Note that the method reference this::step2 is also a StateMachine due to step2 satisfying StateMachine's functional interface definition. Method references are the most common way to specify the next state in a StateMachine.

Suspending and resuming

Intuitively, breaking a computation down into StateMachine steps, instead of a monolithic function, provides the hooks needed to suspend and resume a computation. When StateMachine.step returns, there is an explicit suspension point. The continuation specified by the returned StateMachine value is an explicit resume point. Recomputation can thus be avoided because the computation can be picked up exactly where it left off.

Callbacks, continuations and asynchronous computation

In technical terms, a StateMachine serves as a continuation, determining the subsequent computation to be executed. Instead of blocking, a StateMachine can voluntarily suspend by returning from the step function, which transfers control back to a Driver instance. The Driver can then switch to a ready StateMachine or relinquish control back to Skyframe.

Traditionally, callbacks and continuations are conflated into one concept. However, StateMachines maintain a distinction between the two.

  • Callback - describes where to store the result of an asynchronous computation.
  • Continuation - specifies the next execution state.

Callbacks are required when invoking an asynchronous operation, which means that the actual operation doesn't occur immediately upon calling the method, as in the case of a SkyValue lookup. Callbacks should be kept as simple as possible.

Continuations are the StateMachine return values of StateMachines and encapsulate the complex execution that follows once all asynchronous computations resolve. This structured approach helps to keep the complexity of callbacks manageable.

Tasks

The Tasks interface provides StateMachines with an API to lookup SkyValues by SkyKey and to schedule concurrent subtasks.

interface Tasks {
  void enqueue(StateMachine subtask);

  void lookUp(SkyKey key, Consumer<SkyValue> sink);

  <E extends Exception>
  void lookUp(SkyKey key, Class<E> exceptionClass, ValueOrExceptionSink<E> sink);

  // lookUp overloads for 2 and 3 exception types exist, but are elided here.
}

SkyValue lookups

StateMachines use Tasks.lookUp overloads to look up SkyValues. They are analogous to SkyFunction.Environment.getValue and SkyFunction.Environment.getValueOrThrow and have similar exception handling semantics. The implementation does not immediately perform the lookup, but instead, batches4 as many lookups as possible before doing so. The value might not be immediately available, for example, requiring a Skyframe restart, so the caller specifies what to do with the resulting value using a callback.
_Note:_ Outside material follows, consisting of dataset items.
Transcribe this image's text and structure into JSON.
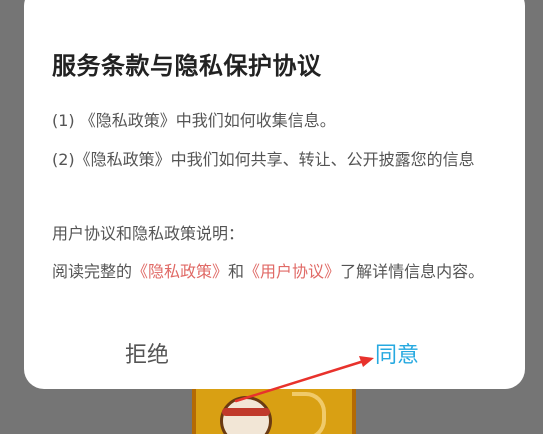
{
  "dialog": {
    "title": "服务条款与隐私保护协议",
    "item1": "(1) 《隐私政策》中我们如何收集信息。",
    "item2": "(2)《隐私政策》中我们如何共享、转让、公开披露您的信息",
    "summary_heading": "用户协议和隐私政策说明：",
    "summary_prefix": "阅读完整的",
    "privacy_link": "《隐私政策》",
    "summary_and": "和",
    "user_agreement_link": "《用户协议》",
    "summary_suffix": "了解详情信息内容。",
    "reject_label": "拒绝",
    "agree_label": "同意"
  },
  "colors": {
    "link": "#e06a66",
    "agree": "#26a9e0",
    "annotation_arrow": "#e8322c",
    "overlay": "#757575"
  }
}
The StateMachine processor (Drivers and bridging to SkyFrame) guarantees that the value is available before the next state begins. An example follows.

class DoesLookup implements StateMachine, Consumer<SkyValue> {
  private Value value;

  @Override
  public StateMachine step(Tasks tasks) {
    tasks.lookUp(new Key(), (Consumer<SkyValue>) this);
    return this::processValue;
  }

  // The `lookUp` call in `step` causes this to be called before `processValue`.
  @Override  // Implementation of Consumer<SkyValue>.
  public void accept(SkyValue value) {
    this.value = (Value)value;
  }

  private StateMachine processValue(Tasks tasks) {
    System.out.println(value);  // Prints the string representation of `value`.
    return DONE;
  }
}

In the above example, the first step does a lookup for new Key(), passing this as the consumer. That is possible because DoesLookup implements Consumer<SkyValue>.
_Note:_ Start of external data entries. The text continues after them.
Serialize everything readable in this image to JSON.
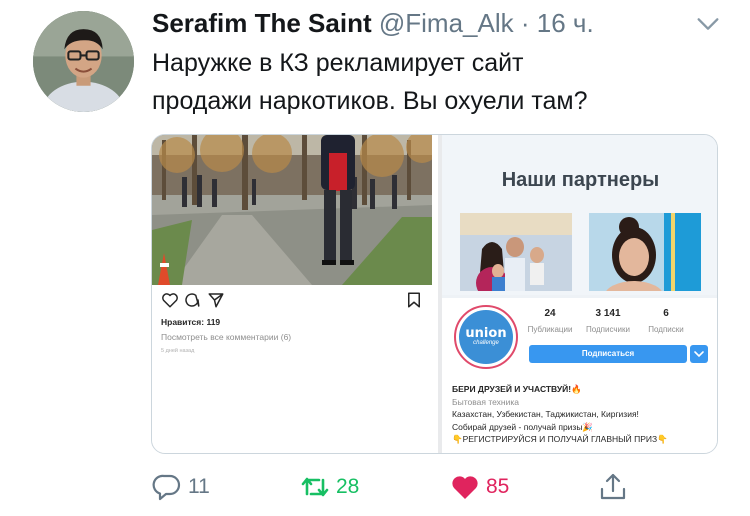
{
  "tweet": {
    "display_name": "Serafim The Saint",
    "handle": "@Fima_Alk",
    "separator": "·",
    "time": "16 ч.",
    "text_line1": "Наружке в КЗ рекламирует сайт",
    "text_line2": "продажи наркотиков. Вы охуели там?"
  },
  "post": {
    "likes": "Нравится: 119",
    "comments": "Посмотреть все комментарии (6)",
    "date": "5 дней назад"
  },
  "partners": {
    "title": "Наши партнеры"
  },
  "profile": {
    "logo_text": "union",
    "logo_subtext": "challenge",
    "stats": [
      {
        "value": "24",
        "label": "Публикации"
      },
      {
        "value": "3 141",
        "label": "Подписчики"
      },
      {
        "value": "6",
        "label": "Подписки"
      }
    ],
    "follow_label": "Подписаться",
    "bio": {
      "headline": "БЕРИ ДРУЗЕЙ И УЧАСТВУЙ!🔥",
      "category": "Бытовая техника",
      "line1": "Казахстан, Узбекистан, Таджикистан, Киргизия!",
      "line2": "Собирай друзей - получай призы🎉",
      "line3": "👇РЕГИСТРИРУЙСЯ И ПОЛУЧАЙ ГЛАВНЫЙ ПРИЗ👇"
    }
  },
  "actions": {
    "replies": "11",
    "retweets": "28",
    "likes": "85"
  },
  "colors": {
    "retweet": "#17bf63",
    "like": "#e0245e",
    "muted": "#657786",
    "instagram_blue": "#3897f0"
  },
  "icons": [
    "chevron-down-icon",
    "heart-outline-icon",
    "comment-icon",
    "send-icon",
    "bookmark-icon",
    "reply-icon",
    "retweet-icon",
    "like-icon",
    "share-icon"
  ]
}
By contract, before the next state DoesLookup.processValue begins, all the lookups of DoesLookup.step are complete. Therefore value is available when it is accessed in processValue.

Subtasks

Tasks.enqueue requests the execution of logically concurrent subtasks. Subtasks are also StateMachines and can do anything regular StateMachines can do, including recursively creating more subtasks or looking up SkyValues. Much like lookUp, the state machine driver ensures that all subtasks are complete before proceeding to the next step. An example follows.
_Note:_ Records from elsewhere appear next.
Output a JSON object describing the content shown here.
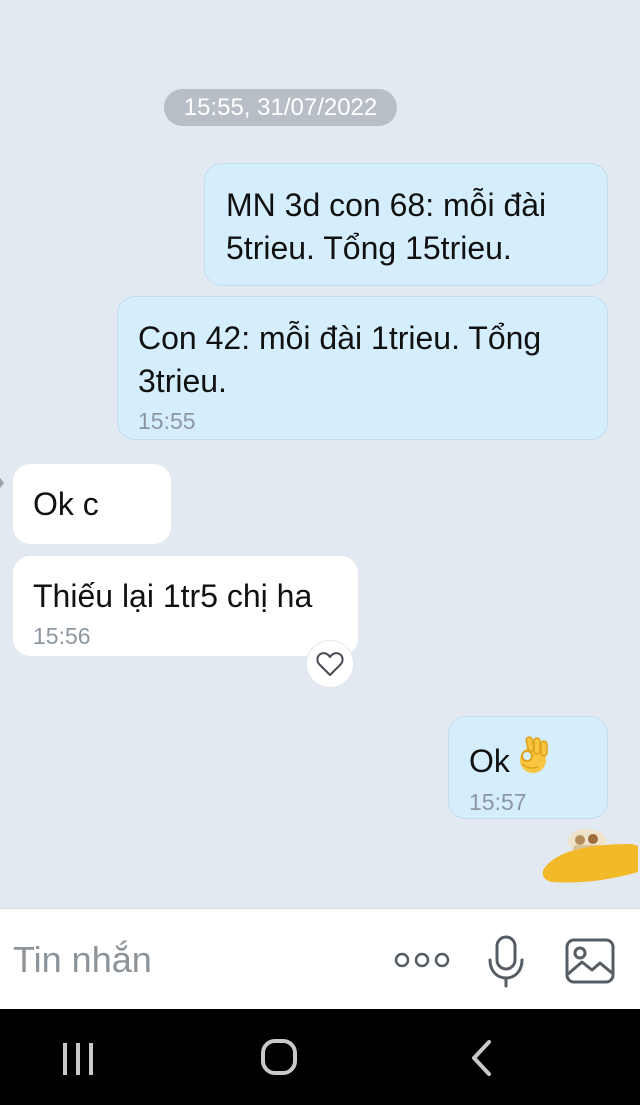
{
  "chat": {
    "date_divider": "15:55, 31/07/2022",
    "messages": [
      {
        "direction": "outgoing",
        "text": "MN 3d con 68: mỗi đài 5trieu. Tổng 15trieu.",
        "time": ""
      },
      {
        "direction": "outgoing",
        "text": "Con 42: mỗi đài 1trieu. Tổng 3trieu.",
        "time": "15:55"
      },
      {
        "direction": "incoming",
        "text": "Ok c",
        "time": ""
      },
      {
        "direction": "incoming",
        "text": "Thiếu lại 1tr5 chị ha",
        "time": "15:56"
      },
      {
        "direction": "outgoing",
        "text": "Ok",
        "emoji": "ok-hand",
        "time": "15:57"
      }
    ]
  },
  "composer": {
    "placeholder": "Tin nhắn",
    "more_icon": "more-icon",
    "mic_icon": "microphone-icon",
    "image_icon": "image-icon"
  },
  "navbar": {
    "recents_icon": "recents-icon",
    "home_icon": "home-icon",
    "back_icon": "back-icon"
  },
  "colors": {
    "chat_background": "#e2e9f1",
    "outgoing_bubble": "#d5eefe",
    "incoming_bubble": "#ffffff",
    "timestamp": "#8d97a2",
    "date_pill": "#b8bec6",
    "scribble": "#f2b928"
  }
}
class Subtasks implements StateMachine {
  private int i = 0;

  @Override
  public StateMachine step(Tasks tasks) {
    tasks.enqueue(new Subtask1());
    tasks.enqueue(new Subtask2());
    // The next step is Subtasks.processResults. It won't be called until both
    // Subtask1 and Subtask 2 are complete.
    return this::processResults;
  }

  private StateMachine processResults(Tasks tasks) {
    System.out.println(i);  // Prints "3".
    return DONE;  // Subtasks is done.
  }

  private class Subtask1 implements StateMachine {
    @Override
    public StateMachine step(Tasks tasks) {
      i += 1;
      return DONE;  // Subtask1 is done.
    }
  }

  private class Subtask2 implements StateMachine {
    @Override
    public StateMachine step(Tasks tasks) {
      i += 2;
      return DONE;  // Subtask2 is done.
    }
  }
}

Though Subtask1 and Subtask2 are logically concurrent, everything runs in a single thread so the "concurrent" update of i does not need any synchronization.

Structured concurrency

Since every lookUp and enqueue must resolve before advancing to the next state, it means that concurrency is naturally limited to tree-structures. It's possible to create hierarchical5 concurrency as shown in the following example.

Structured Concurrency

It's hard to tell from the UML that the concurrency structure forms a tree. There's an alternate view that better shows the tree structure.

Unstructured Concurrency

Structured concurrency is much easier to reason about.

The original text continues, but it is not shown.